Lavoro e dignità: guerra fra poveri
di Daniela Pia,
Oggi, dopo una concitata mattina al lavoro, in cui mi sono trovata ad essere ubiqua mio malgrado, intorno alle 13, sono tornata a casa e, mentre parcheggiavo, sono stata intercettata dalla signora della lavanderia di fronte che mi ha detto:
“Senti, ho letto la lettera di una tua collega , nell’Unione Sarda di oggi. Ascoltami bene dovete solo ringraziare che avete un lavoro, lo stipendio, la tredicesima. Lo dico a te perché pensavo che a qualcuno lo dovevo dire mentre leggevo.”
Sono contenta, le ho detto, ma mi farebbe piacere che ogni tanto ci si potessero scambiare i ruoli. Tu ti gestisci i miei studenti 28, per classe, compresi i diversamente abili, i dsa, i bes e altri acronimi in via di definizione, mentre io stiro ascolto musica e vago con la mente fra pensieri più o meno ameni.

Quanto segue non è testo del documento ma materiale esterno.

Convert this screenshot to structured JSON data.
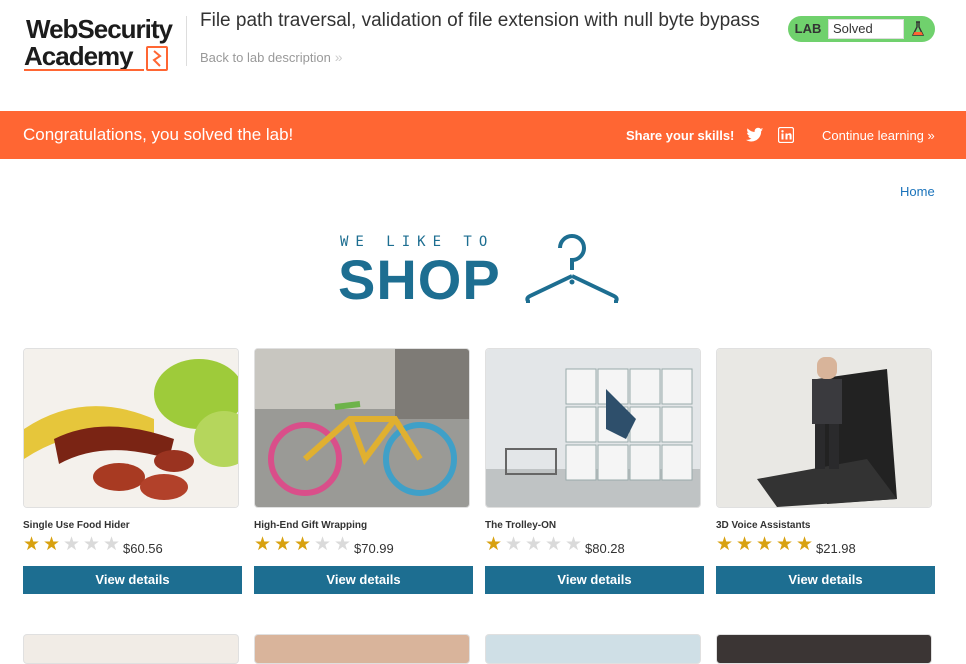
{
  "header": {
    "logo_line1": "WebSecurity",
    "logo_line2": "Academy",
    "lab_title": "File path traversal, validation of file extension with null byte bypass",
    "back_link": "Back to lab description",
    "status_tag": "LAB",
    "status_value": "Solved"
  },
  "banner": {
    "message": "Congratulations, you solved the lab!",
    "share_label": "Share your skills!",
    "continue_label": "Continue learning"
  },
  "nav": {
    "home": "Home"
  },
  "shop_logo": {
    "tagline": "WE LIKE TO",
    "word": "SHOP"
  },
  "products": [
    {
      "name": "Single Use Food Hider",
      "rating": 2,
      "price": "$60.56",
      "button": "View details"
    },
    {
      "name": "High-End Gift Wrapping",
      "rating": 3,
      "price": "$70.99",
      "button": "View details"
    },
    {
      "name": "The Trolley-ON",
      "rating": 1,
      "price": "$80.28",
      "button": "View details"
    },
    {
      "name": "3D Voice Assistants",
      "rating": 5,
      "price": "$21.98",
      "button": "View details"
    }
  ],
  "colors": {
    "accent": "#ff6633",
    "primary": "#1d6e91",
    "solved": "#70d16d",
    "star": "#d8a10f"
  },
  "icons": [
    "flask-icon",
    "twitter-icon",
    "linkedin-icon",
    "hanger-icon",
    "star-icon"
  ]
}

Mi ha guardato un poco interdetta e ha convenuto che forse non tutto era così semplice e che, a suo dire, avrei dovuto ” dirlo al ministro” .

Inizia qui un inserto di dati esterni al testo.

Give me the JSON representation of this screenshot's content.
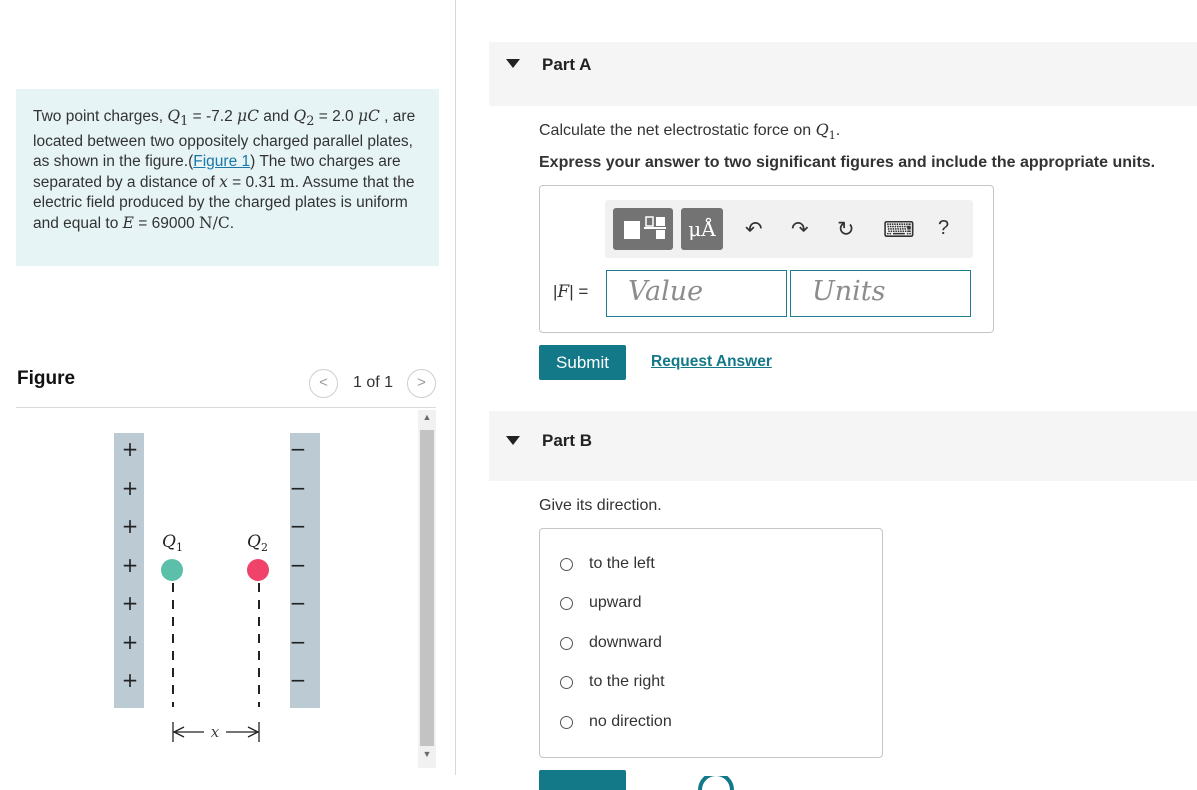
{
  "problem": {
    "intro": "Two point charges, ",
    "q1_sym": "Q",
    "q1_sub": "1",
    "q1_eq": " = -7.2 ",
    "q1_unit": "μC",
    "and": " and ",
    "q2_sym": "Q",
    "q2_sub": "2",
    "q2_eq": " = 2.0 ",
    "q2_unit": "μC",
    "comma": " ,",
    "mid1": " are located between two oppositely charged parallel plates, as shown in the figure.(",
    "figure_link": "Figure 1",
    "mid2": ") The two charges are separated by a distance of ",
    "x_sym": "x",
    "x_eq": " = 0.31 ",
    "x_unit": "m",
    "mid3": ". Assume that the electric field produced by the charged plates is uniform and equal to ",
    "e_sym": "E",
    "e_eq": " = 69000 ",
    "e_unit": "N/C",
    "end": "."
  },
  "figure": {
    "title": "Figure",
    "prev_glyph": "<",
    "next_glyph": ">",
    "counter": "1 of 1",
    "plus_sign": "+",
    "minus_sign": "−",
    "q1_label": "Q",
    "q1_sub": "1",
    "q2_label": "Q",
    "q2_sub": "2",
    "x_label": "x",
    "q1_color": "#5bbfaa",
    "q2_color": "#f0436a",
    "plate_color": "#bccbd3"
  },
  "partA": {
    "title": "Part A",
    "question_prefix": "Calculate the net electrostatic force on ",
    "q_sym": "Q",
    "q_sub": "1",
    "question_suffix": ".",
    "instruction": "Express your answer to two significant figures and include the appropriate units.",
    "toolbar": {
      "templates_icon": "templates-icon",
      "units_label": "μÅ",
      "undo": "↶",
      "redo": "↷",
      "reset": "↻",
      "keyboard": "⌨",
      "help": "?"
    },
    "f_label_bar1": "|",
    "f_label_sym": "F",
    "f_label_bar2": "| =",
    "value_placeholder": "Value",
    "units_placeholder": "Units",
    "submit": "Submit",
    "request": "Request Answer"
  },
  "partB": {
    "title": "Part B",
    "question": "Give its direction.",
    "options": [
      "to the left",
      "upward",
      "downward",
      "to the right",
      "no direction"
    ]
  },
  "colors": {
    "accent": "#137887",
    "link": "#1a77a8",
    "problem_bg": "#e6f4f6",
    "header_bg": "#f5f5f5"
  }
}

Intanto mi accontento di averlo detto a lei, donna Margherita della premiata lavanderia, ma non posso non riflettere sulla dissoluzione del senso che viene attribuito alla dignità del lavoro. È sentire diffuso che il lavorare sia una sorta di regalo. Che chi si batte per vedere riconosciuto il ruolo che riveste, affinché non sia delegittimato, sminuito e degradato, dovrebbe tacere e, a detta di molti, ringraziare tutti i santi oltre a baciare la terra calpestata dal suo datore di lavoro. NESSUNO pare ricordi più quanto afferma il dettato costituzionale e cioè che ” L’ Italia è una repubblica democratica fondata sul lavoro”: non sul lavoro clientelare. Non sul lavoro saltuario. Non sulla ricerca infinita del Lavoro ma su un lavoro dignitoso che rifugga i compromessi e che sia inteso come Diritto. Un diritto alla base della tutela della dignità della persona.

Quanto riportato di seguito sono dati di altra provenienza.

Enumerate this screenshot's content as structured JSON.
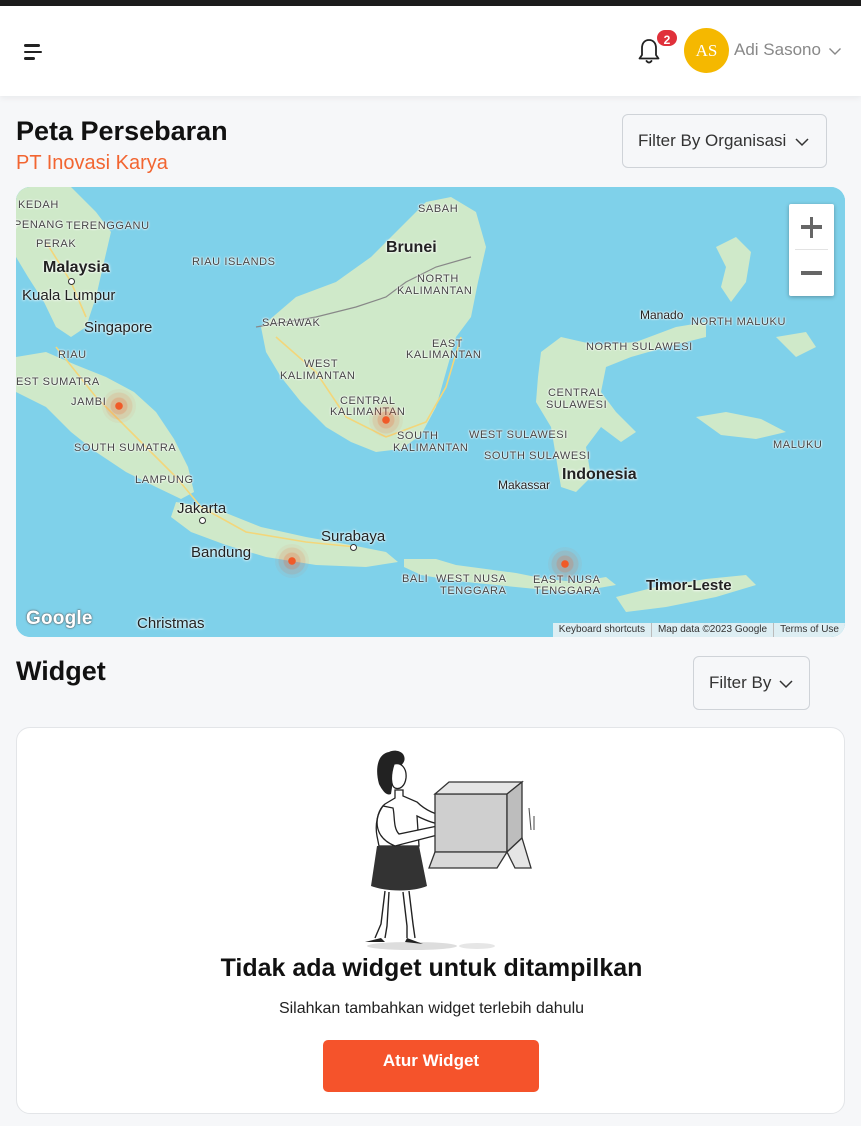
{
  "header": {
    "notification_count": "2",
    "user": {
      "initials": "AS",
      "name": "Adi Sasono"
    },
    "colors": {
      "avatar": "#f5b800",
      "badge": "#e0313b",
      "header_bg": "#ffffff"
    },
    "icons": [
      "menu-icon",
      "bell-icon",
      "chevron-down-icon"
    ]
  },
  "map_section": {
    "title": "Peta Persebaran",
    "organization": "PT Inovasi Karya",
    "filter_label": "Filter By Organisasi",
    "zoom_in": "+",
    "zoom_out": "−",
    "google_logo": "Google",
    "attribution": {
      "shortcuts": "Keyboard shortcuts",
      "data": "Map data ©2023 Google",
      "terms": "Terms of Use"
    },
    "labels": {
      "kedah": "KEDAH",
      "penang": "PENANG",
      "terengganu": "TERENGGANU",
      "perak": "PERAK",
      "malaysia": "Malaysia",
      "kuala_lumpur": "Kuala Lumpur",
      "riau_islands": "RIAU ISLANDS",
      "singapore": "Singapore",
      "riau": "RIAU",
      "west_sumatra": "EST SUMATRA",
      "jambi": "JAMBI",
      "south_sumatra": "SOUTH SUMATRA",
      "lampung": "LAMPUNG",
      "jakarta": "Jakarta",
      "bandung": "Bandung",
      "christmas": "Christmas",
      "sabah": "SABAH",
      "brunei": "Brunei",
      "north_kalimantan_1": "NORTH",
      "north_kalimantan_2": "KALIMANTAN",
      "sarawak": "SARAWAK",
      "west_kalimantan_1": "WEST",
      "west_kalimantan_2": "KALIMANTAN",
      "east_kalimantan_1": "EAST",
      "east_kalimantan_2": "KALIMANTAN",
      "central_kalimantan_1": "CENTRAL",
      "central_kalimantan_2": "KALIMANTAN",
      "south_kalimantan_1": "SOUTH",
      "south_kalimantan_2": "KALIMANTAN",
      "surabaya": "Surabaya",
      "bali": "BALI",
      "west_nusa_1": "WEST NUSA",
      "west_nusa_2": "TENGGARA",
      "east_nusa_1": "EAST NUSA",
      "east_nusa_2": "TENGGARA",
      "manado": "Manado",
      "north_maluku": "NORTH MALUKU",
      "north_sulawesi": "NORTH SULAWESI",
      "central_sulawesi_1": "CENTRAL",
      "central_sulawesi_2": "SULAWESI",
      "west_sulawesi": "WEST SULAWESI",
      "south_sulawesi": "SOUTH SULAWESI",
      "indonesia": "Indonesia",
      "makassar": "Makassar",
      "maluku": "MALUKU",
      "timor_leste": "Timor-Leste"
    },
    "markers": [
      "Jambi",
      "Central Kalimantan",
      "Central Java",
      "East Nusa Tenggara"
    ],
    "colors": {
      "water": "#7fd1ea",
      "land": "#cfe9c9",
      "marker": "#f05a28"
    }
  },
  "widget_section": {
    "title": "Widget",
    "filter_label": "Filter By",
    "empty_title": "Tidak ada widget untuk ditampilkan",
    "empty_subtitle": "Silahkan tambahkan widget terlebih dahulu",
    "cta_label": "Atur Widget",
    "colors": {
      "cta": "#f5532b"
    }
  }
}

Chi si spende, anche individualmente, affinché il piatto dove viene servito il cibo del lavoro sia integro e pulito, lo fa non solo per sé ma anche per coloro che si ciberanno da quel piatto. Pretende che quel piatto sia lindo. Che non abbia etichette. Che possa sfamare dignitosamente chi vi si avvicina. Si batte anche perché chi ha un lavoro non sia avvertito come il nemico e lo racconta affinché si rifletta sull’idea che ad essere nemico del lavoro è un sistema di “divide et impera” creato da una politica becera, responsabile della dissoluzione dell’idea di Lavoro: “Stiamo cercando di proteggere le persone e non i loro posti di lavoro. Gli atteggiamenti delle persone devono cambiare. Il lavoro non è un diritto; Deve essere guadagnato, anche attraverso il sacrificio”. Così diceva la lacrimevole ministro Elsa Fornero al Wall Street Journal. Una donna privilegiata, con prole privilegiata, che parlava di sacrifici ai sacrificati sulla croce di un lavoro-Godot, una signora che si arrogava il diritto di formulare simili eresie sulla pelle di tanti disperati. Eppure, in maniera subdola e strisciante, sta passando l’infame idea che bisogna stare zitti e ringraziare: di sopravvivere, di vivacchiare, di tirare a campare. Fa specie sentire sempre più spesso che, quanto sostenuto dalle Fornero di questo mondo sia stato assimilato, digerito e risputato addosso a chi condivide la fatica del vivere quotidiano. Fa paura sentire le Margherite, affermare che di debba ringraziare una qualche indefinita deità per poter essere annoverati fra gli eletti all’olimpo del lavoro. Significa aver rinunciato, anche inconsapevolmente, a più di un secolo e mezzo di lotte, di sacrifici e di sangue di lavoratori che hanno combattuto contro lo sfruttamento, rivendicando condizioni di lavoro dignitose anche per le generazioni future.
D’accordissimo su tutto, grazie per aver messo su carta queste parole, che i più stanno dimenticando, insieme alla propria dignità.